Fenton explains your scalp may simply be reacting to changes in daylight hours. "We believe that the body is responding in some hormonal manner to the changes in the amount of daylight," he says. In other words, the longer daylight hours of the summer can trigger the hair to enter the telogen phase, which then triggers the shedding at the end of that phase. However, Fenton says the precise mechanism is not clear.
So this brings us to the big question: What, if anything, can you do about it?
"It is always a good idea to make an extra effort in the winter months to keep the hair hydrated and moisturized. Use a deep conditioning mask. Likewise, limiting heat styling can be helpful for the same reasons," Wise Shanahan says.
Kérastase has a whole line called devoted to thinning hair, and Sean Donaldson, owner of Miami's Sean Donaldson Hair, is a big fan. "The shampoo, conditioner and, intensive hair and scalp ampules are best sellers in my salon," he tells Allure, referring to the brand's Spécifique collection, which is also available online. "Shampoo, conditioner, and styling products are imperative to protecting and strengthening the hair and making the most of what you have," he says, but notes that you should be limiting how much you shampoo and condition as a means of holding onto more hair.
Another way to reduce the amount of hair you're yoinking out of your head: cut back on heat-styling — and not just because of the damage caused by the heat itself. "Limit excessive tugging from blowdrying and the overuse of heated tools such as irons and wands," Donaldson says. "Also be conscious of how you tie your hair up and with what? No rubber bands!"
To give your hair a little bit of extra help as it cools down, do what your mother has been telling you to do all these years: Take your vitamins. "You can also strengthen the hair that you have by taking supplements," Fenton tells Allure. "Biotin is one of the most effective options out there, and it is available over the counter at most drugstores." It may not prevent shedding, but it can prevent breakage and also make the hair you do have actually appear thicker he says.
Mostly, though, a good rule of thumb is paying attention to the part in your hair and noticing if it gets wider. Also: Pay attention to whether your hair is actually shedding or just breaking off. "With winter months comes drier weather and hats rubbing against the hair. Dry, brittle hair is more likely to break and the friction of hats can further contribute to this.
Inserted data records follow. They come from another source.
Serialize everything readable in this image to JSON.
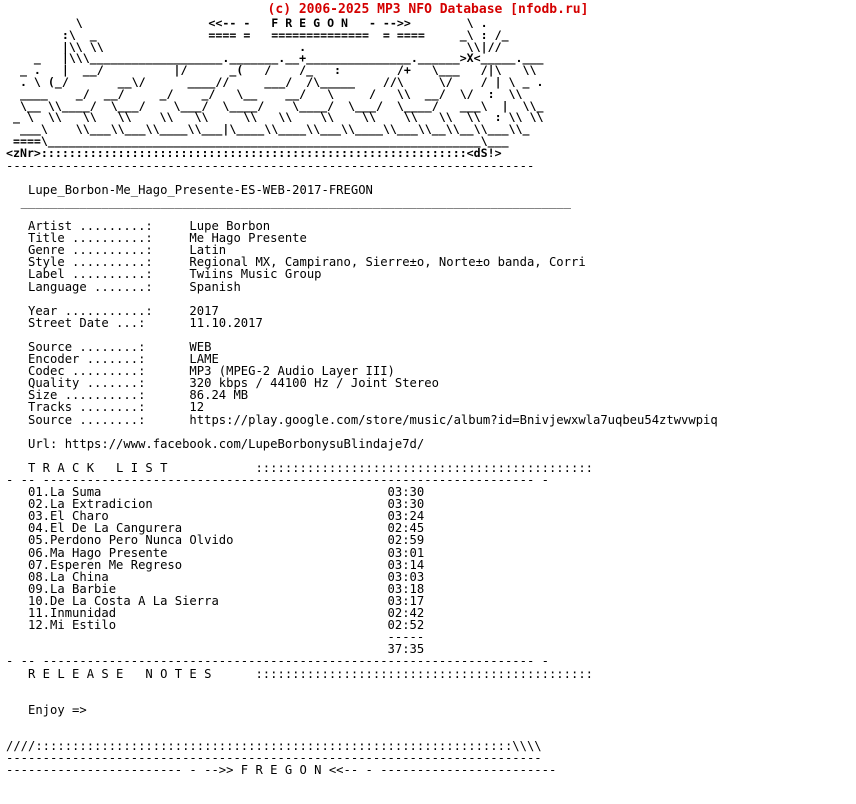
{
  "header": {
    "copyright": "(c) 2006-2025 MP3 NFO Database [nfodb.ru]",
    "color": "#d40000"
  },
  "banner": {
    "group_tag_top": "<<-- -   F R E G O N   - -->>",
    "group_tag_rule": "==== =   ==============  = ====",
    "left_sig": "<zNr>",
    "right_sig": "<dS!>",
    "art_lines": [
      "          \\                  <<-- -   F R E G O N   - -->>        \\ .",
      "        :\\  _                ==== =   ==============  = ====     _\\ : /_",
      "        |\\\\ \\\\                            .                       \\\\|//",
      "    _   |\\\\\\___________________._______.__+_______________.______>X<_____.___",
      "  _ .   |  __/          |/      _(   /    /_   :        /+   \\___   /|\\   \\\\",
      "  . \\ (_/       __\\/      ____//     ___/  /\\_____    //\\     \\/    / | \\ _ .",
      "  ____    _/  __/     _/    _/   \\__    __/   \\     /   \\\\  __/  \\/  :  \\\\",
      "  \\__ \\\\____/  \\___/    \\___/  \\____/    \\____/  \\___/  \\____/   ___\\  |  \\\\_",
      " _ \\  \\\\   \\\\   \\\\    \\\\   \\\\     \\\\   \\\\    \\\\    \\\\    \\\\   \\\\  \\\\  : \\\\ \\\\",
      "  ___\\    \\\\___\\\\___\\\\____\\\\___|\\____\\\\____\\\\___\\\\____\\\\___\\\\__\\\\__\\\\___\\\\_",
      " ====\\______________________________________________________________\\___",
      "<zNr>:::::::::::::::::::::::::::::::::::::::::::::::::::::::::::::<dS!>"
    ]
  },
  "separator": {
    "top_rule": "------------------------------------------------------------------------",
    "release_rule": "___________________________________________________________________________",
    "section_dots": "::::::::::::::::::::::::::::::::::::::::::::::",
    "dash_prefix": "- --",
    "dash_rule": "-------------------------------------------------------------------",
    "dash_suffix": "-"
  },
  "release": {
    "name": "Lupe_Borbon-Me_Hago_Presente-ES-WEB-2017-FREGON"
  },
  "meta_primary": [
    {
      "label": "Artist",
      "dots": ".........",
      "value": "Lupe Borbon"
    },
    {
      "label": "Title",
      "dots": "..........",
      "value": "Me Hago Presente"
    },
    {
      "label": "Genre",
      "dots": "..........",
      "value": "Latin"
    },
    {
      "label": "Style",
      "dots": "..........",
      "value": "Regional MX, Campirano, Sierre±o, Norte±o banda, Corri"
    },
    {
      "label": "Label",
      "dots": "..........",
      "value": "Twiins Music Group"
    },
    {
      "label": "Language",
      "dots": ".......",
      "value": "Spanish"
    }
  ],
  "meta_dates": [
    {
      "label": "Year",
      "dots": "...........",
      "value": "2017"
    },
    {
      "label": "Street Date",
      "dots": "...",
      "value": "11.10.2017"
    }
  ],
  "meta_technical": [
    {
      "label": "Source",
      "dots": "........",
      "value": "WEB"
    },
    {
      "label": "Encoder",
      "dots": ".......",
      "value": "LAME"
    },
    {
      "label": "Codec",
      "dots": ".........",
      "value": "MP3 (MPEG-2 Audio Layer III)"
    },
    {
      "label": "Quality",
      "dots": ".......",
      "value": "320 kbps / 44100 Hz / Joint Stereo"
    },
    {
      "label": "Size",
      "dots": "..........",
      "value": "86.24 MB"
    },
    {
      "label": "Tracks",
      "dots": "........",
      "value": "12"
    },
    {
      "label": "Source",
      "dots": "........",
      "value": "https://play.google.com/store/music/album?id=Bnivjewxwla7uqbeu54ztwvwpiq"
    }
  ],
  "url_line": {
    "label": "Url:",
    "value": "https://www.facebook.com/LupeBorbonysuBlindaje7d/"
  },
  "tracklist": {
    "title": "T R A C K   L I S T",
    "tracks": [
      {
        "num": "01.",
        "title": "La Suma",
        "time": "03:30"
      },
      {
        "num": "02.",
        "title": "La Extradicion",
        "time": "03:30"
      },
      {
        "num": "03.",
        "title": "El Charo",
        "time": "03:24"
      },
      {
        "num": "04.",
        "title": "El De La Cangurera",
        "time": "02:45"
      },
      {
        "num": "05.",
        "title": "Perdono Pero Nunca Olvido",
        "time": "02:59"
      },
      {
        "num": "06.",
        "title": "Ma Hago Presente",
        "time": "03:01"
      },
      {
        "num": "07.",
        "title": "Esperen Me Regreso",
        "time": "03:14"
      },
      {
        "num": "08.",
        "title": "La China",
        "time": "03:03"
      },
      {
        "num": "09.",
        "title": "La Barbie",
        "time": "03:18"
      },
      {
        "num": "10.",
        "title": "De La Costa A La Sierra",
        "time": "03:17"
      },
      {
        "num": "11.",
        "title": "Inmunidad",
        "time": "02:42"
      },
      {
        "num": "12.",
        "title": "Mi Estilo",
        "time": "02:52"
      }
    ],
    "total_rule": "-----",
    "total": "37:35"
  },
  "release_notes": {
    "title": "R E L E A S E   N O T E S",
    "text": "Enjoy =>"
  },
  "footer": {
    "slash_line": "////:::::::::::::::::::::::::::::::::::::::::::::::::::::::::::::::::\\\\\\\\",
    "rule": "-------------------------------------------------------------------------",
    "signature": "------------------------ - -->> F R E G O N <<-- - ------------------------"
  }
}
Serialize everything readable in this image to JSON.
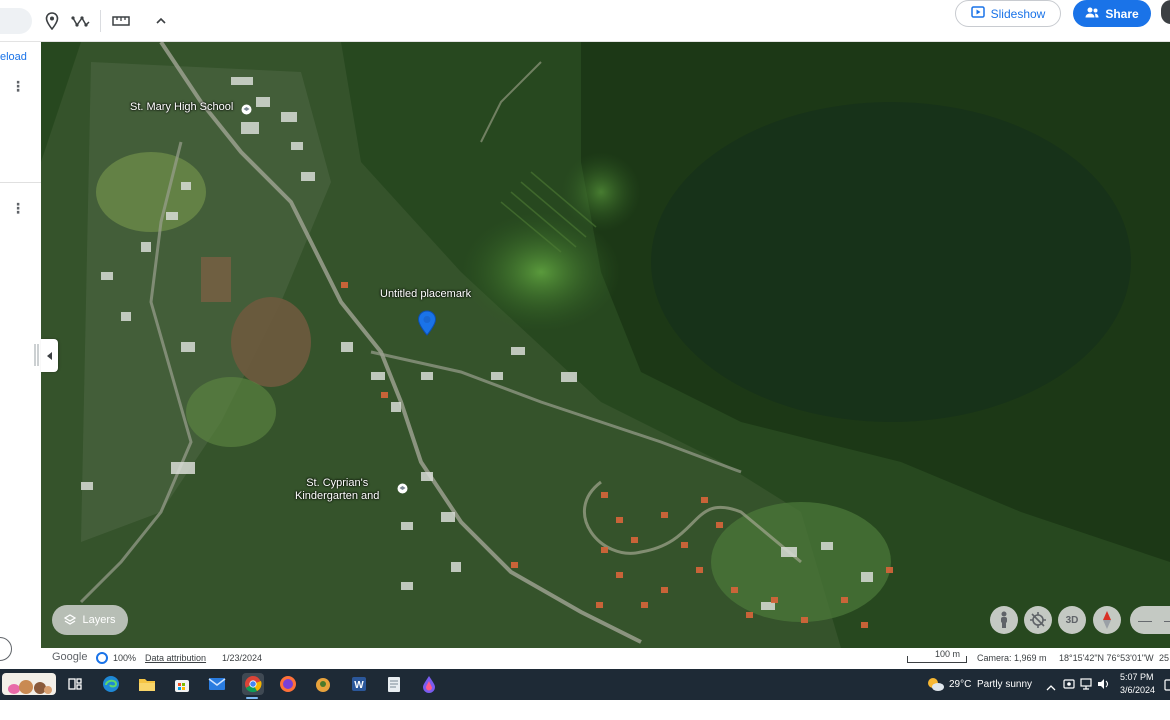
{
  "toolbar": {
    "icons": [
      "placemark-icon",
      "path-icon",
      "ruler-icon",
      "chevron-up-icon"
    ],
    "slideshow_label": "Slideshow",
    "share_label": "Share"
  },
  "left_panel": {
    "reload_link": "eload",
    "kebab_glyph": "⋮"
  },
  "map": {
    "labels": {
      "school": "St. Mary High School",
      "placemark": "Untitled placemark",
      "kindergarten_line1": "St. Cyprian's",
      "kindergarten_line2": "Kindergarten and"
    },
    "layers_label": "Layers",
    "ctrl_3d_label": "3D",
    "colors": {
      "pin": "#1a73e8",
      "forest": "#1f3f19",
      "clearing": "#4f8a36",
      "roof": "#d8653a"
    }
  },
  "status_bar": {
    "brand": "Google",
    "opacity": "100%",
    "attribution": "Data attribution",
    "imagery_date": "1/23/2024",
    "scale": "100 m",
    "camera": "Camera: 1,969 m",
    "coordinates": "18°15'42\"N 76°53'01\"W",
    "elevation_partial": "25"
  },
  "taskbar": {
    "apps": [
      "widgets-icon",
      "task-view-icon",
      "edge-icon",
      "file-explorer-icon",
      "store-icon",
      "mail-icon",
      "chrome-icon",
      "firefox-icon",
      "vpn-icon",
      "word-icon",
      "notes-icon",
      "paint-icon"
    ],
    "weather_temp": "29°C",
    "weather_text": "Partly sunny",
    "time": "5:07 PM",
    "date": "3/6/2024"
  }
}
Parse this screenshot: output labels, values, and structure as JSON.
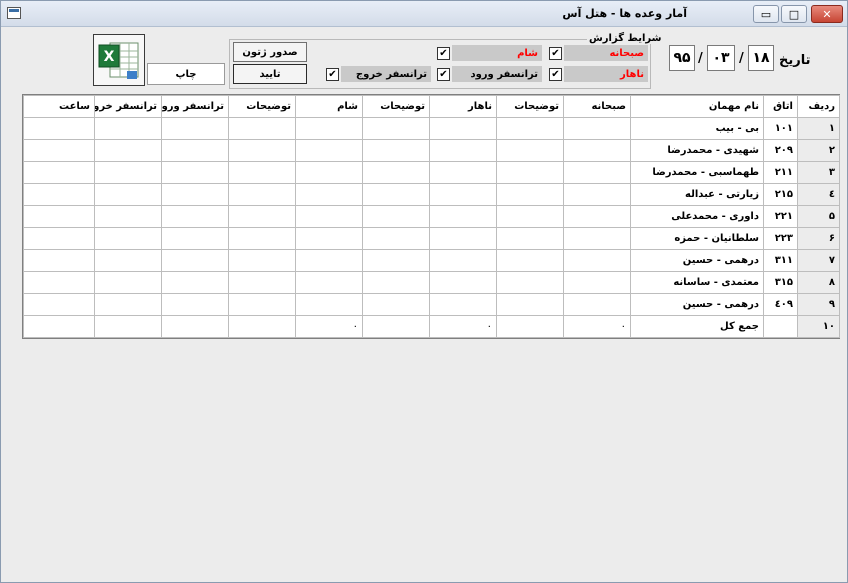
{
  "window": {
    "title": "آمار وعده ها - هتل آس",
    "min_glyph": "▭",
    "max_glyph": "□",
    "close_glyph": "✕"
  },
  "date": {
    "label": "تاریخ",
    "day": "۱۸",
    "month": "۰۳",
    "year": "۹۵",
    "separator": "/"
  },
  "report_options": {
    "title": "شرایط گزارش",
    "options": [
      {
        "label": "صبحانه",
        "checked": true,
        "color": "#ff0000"
      },
      {
        "label": "شام",
        "checked": true,
        "color": "#ff0000"
      },
      {
        "label": "ناهار",
        "checked": true,
        "color": "#ff0000"
      },
      {
        "label": "ترانسفر ورود",
        "checked": true,
        "color": "#000000"
      },
      {
        "label": "ترانسفر خروج",
        "checked": true,
        "color": "#000000"
      }
    ]
  },
  "buttons": {
    "voucher": "صدور ژتون",
    "confirm": "تایید",
    "print": "چاپ",
    "excel_icon": "excel-icon"
  },
  "grid": {
    "columns": [
      "ردیف",
      "اتاق",
      "نام مهمان",
      "صبحانه",
      "توضیحات",
      "ناهار",
      "توضیحات",
      "شام",
      "توضیحات",
      "ترانسفر ورود",
      "ترانسفر خروج",
      "ساعت"
    ],
    "rows": [
      {
        "n": "۱",
        "room": "۱۰۱",
        "guest": "بی - بیب",
        "breakfast": "",
        "lunch": "",
        "dinner": ""
      },
      {
        "n": "۲",
        "room": "۲۰۹",
        "guest": "شهیدی - محمدرضا",
        "breakfast": "",
        "lunch": "",
        "dinner": ""
      },
      {
        "n": "۳",
        "room": "۲۱۱",
        "guest": "طهماسبی - محمدرضا",
        "breakfast": "",
        "lunch": "",
        "dinner": ""
      },
      {
        "n": "٤",
        "room": "۲۱۵",
        "guest": "زیارتی - عبداله",
        "breakfast": "",
        "lunch": "",
        "dinner": ""
      },
      {
        "n": "۵",
        "room": "۲۲۱",
        "guest": "داوری - محمدعلی",
        "breakfast": "",
        "lunch": "",
        "dinner": ""
      },
      {
        "n": "۶",
        "room": "۲۲۳",
        "guest": "سلطانیان - حمزه",
        "breakfast": "",
        "lunch": "",
        "dinner": ""
      },
      {
        "n": "۷",
        "room": "۳۱۱",
        "guest": "درهمی - حسین",
        "breakfast": "",
        "lunch": "",
        "dinner": ""
      },
      {
        "n": "۸",
        "room": "۳۱۵",
        "guest": "معتمدی - ساسانه",
        "breakfast": "",
        "lunch": "",
        "dinner": ""
      },
      {
        "n": "۹",
        "room": "٤۰۹",
        "guest": "درهمی - حسین",
        "breakfast": "",
        "lunch": "",
        "dinner": ""
      },
      {
        "n": "۱۰",
        "room": "",
        "guest": "جمع کل",
        "breakfast": "۰",
        "lunch": "۰",
        "dinner": "۰"
      }
    ]
  }
}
Although this is not true hair 'loss,' it can make your hair appear thinner," says Fenton.
If you notice stray hair piling up on your clothes or your pillow, don't panic, says Wise Shanahan. "If you find that you have local bald patches or that your shedding is localized to a specific area such as the frontal hairline or the central part, this may represent a different type of hair loss and should be evaluated by a doctor." Noted.
So here's the takeaway: You can't really mess with Mother Nature.
"There is not much the average person can do to prevent this seasonal shedding. However, if you are somebody who is already concerned about thinning hair, then I would recommend Rogaine (the generic name is minoxidil). This is a topical solution or foam that you can apply to the scalp to help reduce hair loss," Fenton says.
But don't limit it to just fall and winter. "If you were to use minoxidil, I would recommend using it year-round. Sometimes when you first start using it, it can have some initially shedding effects that are temporary as the hairs adjust their cycle."